Social Justice Professional Learning Day: Some Insights: .

Living Justly

A Social Justice Professional Learning Day for Teachers in Catholic Schools

A few weeks ago I was involved in facilitating a social justice professional learning day, I would like to share with you some insights that came out of that day that I think are important in informing our understanding of the Contemporary Learning Schema and a contemporary pedagogical approach in Catholic Schools. One of our research schools, St Kevin’s Templestowe attended the day, so it would be interesting to see what connections they made.

The day takes its focus from the Australian Catholic Bishops’ Social Justice Statement. This year’s statement, to be released later in September asks the Catholic community to consider a response to ‘Violence in Australia’. Using the statement as a catalyst, we develop a question that shapes the content and design of the day. This year we used the following question as a provocation ‘How do we respond to, and be with brokenness, violence and suffering within our communities?’

There are a number of insights from the day that I think connect well to our work in relation to the development of contemporary and powerful student and teacher learning. Maryanne Loughry, (Associate Director of Jesuit Refugee Service, among other notable roles) offered a compelling structural analysis framework for engaging in the contemporary world. This framework represented below, guides learners to a deeper understanding of self, others and the world and leads them to discerned response around significant local and global issues. The framework positions the learner as one who seeks to understand and has concern for the human person, and positions the ‘other’ as a human person.

Structured Analysis

1. What is happening here? (gathering information, data, stories)

2. Why is it happening? (probe for causes, connections and consequences)

3. How do I evaluate? (understand the meaning in light of culture, values, community norms)

4. How do I respond? (what is my personal, collective response, my advocacy and action)

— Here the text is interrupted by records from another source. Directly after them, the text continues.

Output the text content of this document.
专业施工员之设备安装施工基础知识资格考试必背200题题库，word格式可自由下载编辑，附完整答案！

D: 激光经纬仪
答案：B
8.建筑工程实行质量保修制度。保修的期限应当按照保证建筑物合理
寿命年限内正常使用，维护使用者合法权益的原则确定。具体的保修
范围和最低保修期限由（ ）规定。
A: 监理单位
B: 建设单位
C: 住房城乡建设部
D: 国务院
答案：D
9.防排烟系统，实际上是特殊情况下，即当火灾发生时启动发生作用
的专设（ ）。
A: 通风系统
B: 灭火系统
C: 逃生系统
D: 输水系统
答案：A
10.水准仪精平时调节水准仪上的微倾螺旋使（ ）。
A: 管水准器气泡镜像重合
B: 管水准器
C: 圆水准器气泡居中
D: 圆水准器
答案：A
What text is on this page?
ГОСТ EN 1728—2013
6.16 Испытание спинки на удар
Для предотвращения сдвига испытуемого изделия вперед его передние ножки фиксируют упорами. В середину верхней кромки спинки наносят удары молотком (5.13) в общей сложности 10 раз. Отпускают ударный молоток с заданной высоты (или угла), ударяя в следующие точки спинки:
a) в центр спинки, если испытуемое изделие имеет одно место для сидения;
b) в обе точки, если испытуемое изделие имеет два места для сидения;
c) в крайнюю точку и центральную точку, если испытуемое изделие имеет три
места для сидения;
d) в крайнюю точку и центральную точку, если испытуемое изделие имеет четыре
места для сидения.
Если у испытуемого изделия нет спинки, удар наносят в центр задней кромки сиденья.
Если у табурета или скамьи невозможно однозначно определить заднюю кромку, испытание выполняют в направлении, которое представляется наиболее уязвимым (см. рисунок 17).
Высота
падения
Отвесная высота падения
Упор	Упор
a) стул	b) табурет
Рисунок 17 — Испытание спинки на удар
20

Maryanne also suggested that this structured analysis can be part of a broader critical, systematic and systemic approach to significant local and global issues. She represented this in the following way.

‘Insertion’ Contact or immersion

What is happening in this situation? Who are the poor/marginalized/disposed?

Social Analysis

Why do such conditions exist?

‘Theological reflection

What does it mean in our faith to evaluate this situation?

‘Pastoral Planning

What is our response?

Some Questions for a Catholic School.

Various questions were raised by Maryanne and others in the audience that challenged us to consider our practices and thinking.

How does this structural analysis align with our curriculum inquiries?

How do we engage in a theological/ scripture perspective within all areas of the curriculum?

What awareness do we bring to decisions about fundraising? Do we need to know more before we simply give money?

What awareness do we bring to decisions about immersion programs? Do we need to know more before we go? What is our analysis of the situation? Do they need what we want to do or give? What happens on return? Does it lead participants to ask ‘better/harder’ questions? Does it lead to a changed world view? Does it move the participants beyond the ‘exotic other’ and see the other as us?